これにより日本国籍を有する者は誰しも七十歳の誕生日から30日以内に死ななければならなくなった。
例外は皇族だけである。
主人公の宝田東洋子は、この法律が可決されて密かに喜びを感じていた。
というのも55歳の東洋子は、義母の介護に一人で奮闘するも、夫、その姉妹、娘と息子達の手助けは全く受けることができない。
義母は我儘三昧となり、24時間近所にも響く大声で東洋子を呼び、夜中にもブザーで呼び起こされる日々を送っており、孤独感に苛まれるのだが役割はしっかりと努めていた。
夫は58歳で余命12年となり、残りの人生を楽しもうと勝手に早期退職をし、友人と世界旅行へ旅立ってしまう。
夫の姉妹は忙しさを口実に、相続には強い関心を示しながらも、実母の介護には無関心を続けている。
東洋子の娘は自宅を出て一人で暮らし始め、息子は30歳を前にして引き篭もりの日常だ。
流石に東洋子は家族の我儘な考え生き方に不満を抱き、遂には堪忍袋の緒が切れて僅かな現金を持って家を出てしまう。
さて、東洋子とその家族はどのようにして『七十歳死亡法』を迎えるのか⋯。

垣谷さんの作品は、どれもリアリティを感じる。50代以降の人間からしたらであるが。

今は、医療の発達、栄養もよく、闘病、介護の終わりが見えない。

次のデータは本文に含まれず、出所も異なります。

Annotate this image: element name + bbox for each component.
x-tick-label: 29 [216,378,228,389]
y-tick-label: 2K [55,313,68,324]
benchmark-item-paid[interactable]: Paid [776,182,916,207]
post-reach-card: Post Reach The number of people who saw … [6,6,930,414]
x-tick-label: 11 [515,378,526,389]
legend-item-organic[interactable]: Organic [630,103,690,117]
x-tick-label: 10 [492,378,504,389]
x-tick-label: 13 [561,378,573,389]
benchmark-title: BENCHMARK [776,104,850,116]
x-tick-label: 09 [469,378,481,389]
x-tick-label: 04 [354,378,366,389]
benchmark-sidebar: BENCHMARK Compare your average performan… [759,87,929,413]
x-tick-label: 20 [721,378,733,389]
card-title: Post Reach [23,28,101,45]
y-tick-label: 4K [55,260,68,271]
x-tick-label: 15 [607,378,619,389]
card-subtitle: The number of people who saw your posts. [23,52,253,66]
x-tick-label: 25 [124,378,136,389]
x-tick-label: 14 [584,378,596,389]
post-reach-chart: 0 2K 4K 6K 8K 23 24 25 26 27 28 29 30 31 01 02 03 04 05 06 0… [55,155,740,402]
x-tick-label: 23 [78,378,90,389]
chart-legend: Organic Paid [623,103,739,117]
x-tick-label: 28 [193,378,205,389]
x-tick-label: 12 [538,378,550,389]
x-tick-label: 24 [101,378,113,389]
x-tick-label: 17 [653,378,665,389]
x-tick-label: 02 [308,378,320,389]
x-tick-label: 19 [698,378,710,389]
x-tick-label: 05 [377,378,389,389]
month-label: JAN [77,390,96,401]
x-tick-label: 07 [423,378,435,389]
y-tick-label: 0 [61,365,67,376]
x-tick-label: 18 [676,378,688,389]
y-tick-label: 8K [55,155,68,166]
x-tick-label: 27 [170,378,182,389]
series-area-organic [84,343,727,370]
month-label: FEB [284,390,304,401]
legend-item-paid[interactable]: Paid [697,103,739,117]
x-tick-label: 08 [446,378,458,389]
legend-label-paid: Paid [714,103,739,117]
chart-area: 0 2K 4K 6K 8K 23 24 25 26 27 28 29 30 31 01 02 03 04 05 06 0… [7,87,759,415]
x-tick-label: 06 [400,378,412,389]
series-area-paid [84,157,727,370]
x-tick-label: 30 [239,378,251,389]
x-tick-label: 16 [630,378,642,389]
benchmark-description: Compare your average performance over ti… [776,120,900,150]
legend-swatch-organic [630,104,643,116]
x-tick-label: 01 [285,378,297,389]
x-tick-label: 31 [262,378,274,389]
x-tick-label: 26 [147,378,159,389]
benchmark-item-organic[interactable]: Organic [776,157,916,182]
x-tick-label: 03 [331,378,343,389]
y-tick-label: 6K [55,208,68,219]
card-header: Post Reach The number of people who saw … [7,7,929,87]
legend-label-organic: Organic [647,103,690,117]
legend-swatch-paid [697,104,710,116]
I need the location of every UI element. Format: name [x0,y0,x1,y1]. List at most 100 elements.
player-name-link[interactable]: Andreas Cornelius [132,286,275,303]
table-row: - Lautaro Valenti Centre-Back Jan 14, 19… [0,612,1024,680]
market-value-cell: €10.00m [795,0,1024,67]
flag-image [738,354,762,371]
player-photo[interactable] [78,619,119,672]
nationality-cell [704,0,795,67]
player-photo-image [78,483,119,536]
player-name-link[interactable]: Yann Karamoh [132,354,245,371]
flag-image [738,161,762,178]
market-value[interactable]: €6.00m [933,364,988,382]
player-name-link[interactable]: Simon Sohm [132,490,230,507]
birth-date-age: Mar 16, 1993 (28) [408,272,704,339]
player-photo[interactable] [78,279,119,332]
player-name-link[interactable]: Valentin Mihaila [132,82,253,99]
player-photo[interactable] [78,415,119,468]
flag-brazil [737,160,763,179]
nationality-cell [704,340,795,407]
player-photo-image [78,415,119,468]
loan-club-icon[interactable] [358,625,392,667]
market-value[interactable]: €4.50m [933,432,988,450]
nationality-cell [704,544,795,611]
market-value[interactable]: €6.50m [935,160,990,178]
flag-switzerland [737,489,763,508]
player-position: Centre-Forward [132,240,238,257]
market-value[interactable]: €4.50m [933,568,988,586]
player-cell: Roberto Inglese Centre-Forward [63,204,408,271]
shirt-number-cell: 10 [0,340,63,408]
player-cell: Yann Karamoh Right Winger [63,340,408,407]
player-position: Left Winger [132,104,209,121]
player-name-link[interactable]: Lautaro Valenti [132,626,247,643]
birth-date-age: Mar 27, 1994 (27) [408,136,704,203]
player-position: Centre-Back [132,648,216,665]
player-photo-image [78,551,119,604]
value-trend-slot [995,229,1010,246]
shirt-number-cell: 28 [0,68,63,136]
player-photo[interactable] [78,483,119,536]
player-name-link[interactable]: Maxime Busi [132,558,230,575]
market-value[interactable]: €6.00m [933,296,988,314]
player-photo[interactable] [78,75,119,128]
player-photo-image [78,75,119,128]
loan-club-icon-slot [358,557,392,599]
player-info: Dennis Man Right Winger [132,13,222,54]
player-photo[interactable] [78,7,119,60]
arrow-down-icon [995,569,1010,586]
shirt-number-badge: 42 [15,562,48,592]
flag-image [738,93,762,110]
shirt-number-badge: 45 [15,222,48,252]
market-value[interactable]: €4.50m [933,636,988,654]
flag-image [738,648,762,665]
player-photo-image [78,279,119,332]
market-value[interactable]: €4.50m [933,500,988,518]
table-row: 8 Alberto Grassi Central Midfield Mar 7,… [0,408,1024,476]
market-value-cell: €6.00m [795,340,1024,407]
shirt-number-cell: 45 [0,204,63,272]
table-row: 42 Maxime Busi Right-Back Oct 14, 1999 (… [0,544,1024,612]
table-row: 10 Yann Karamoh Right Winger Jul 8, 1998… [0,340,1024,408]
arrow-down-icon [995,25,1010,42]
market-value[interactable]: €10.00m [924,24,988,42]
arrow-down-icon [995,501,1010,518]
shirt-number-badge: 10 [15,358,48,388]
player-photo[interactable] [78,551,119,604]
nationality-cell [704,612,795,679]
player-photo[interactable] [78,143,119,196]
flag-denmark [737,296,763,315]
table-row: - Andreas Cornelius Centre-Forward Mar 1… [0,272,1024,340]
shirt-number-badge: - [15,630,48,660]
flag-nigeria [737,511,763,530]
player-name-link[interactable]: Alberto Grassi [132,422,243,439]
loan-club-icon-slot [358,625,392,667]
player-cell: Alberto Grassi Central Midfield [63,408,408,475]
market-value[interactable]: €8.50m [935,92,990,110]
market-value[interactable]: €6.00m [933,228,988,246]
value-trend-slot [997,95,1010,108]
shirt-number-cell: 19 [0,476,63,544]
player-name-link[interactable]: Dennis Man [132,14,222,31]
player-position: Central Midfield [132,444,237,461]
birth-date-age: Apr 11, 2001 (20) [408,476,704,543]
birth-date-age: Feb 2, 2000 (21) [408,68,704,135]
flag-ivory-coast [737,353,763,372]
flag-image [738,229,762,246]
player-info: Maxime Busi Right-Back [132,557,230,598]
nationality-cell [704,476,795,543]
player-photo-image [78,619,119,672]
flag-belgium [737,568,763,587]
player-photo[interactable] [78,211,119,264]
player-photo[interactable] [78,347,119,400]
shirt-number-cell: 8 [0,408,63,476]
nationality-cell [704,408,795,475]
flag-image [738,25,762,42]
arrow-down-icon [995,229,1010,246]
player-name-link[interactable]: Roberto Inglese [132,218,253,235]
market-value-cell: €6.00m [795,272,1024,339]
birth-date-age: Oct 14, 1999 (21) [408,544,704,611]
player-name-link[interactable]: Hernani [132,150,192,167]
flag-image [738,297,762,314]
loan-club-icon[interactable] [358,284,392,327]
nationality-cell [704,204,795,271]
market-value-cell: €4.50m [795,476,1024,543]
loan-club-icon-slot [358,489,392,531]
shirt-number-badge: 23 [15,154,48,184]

それは大きな問題ではないか、と私は個人的に思っている。
あと何年、とわかっていたら介護も楽なのに、とも思う。

物語として読むと、主人公や脇役に腹が立つのだが、冷静に観ると、その辺に普通にある話だ。自分だってその1人だろう。実際、実母と同居しているのは甥っ子夫妻で甥の奥さんに、母の食事など任せ、たまに家に寄るくらいなのだから。

物語として面白いだけでなく、考えることの多い作品であった。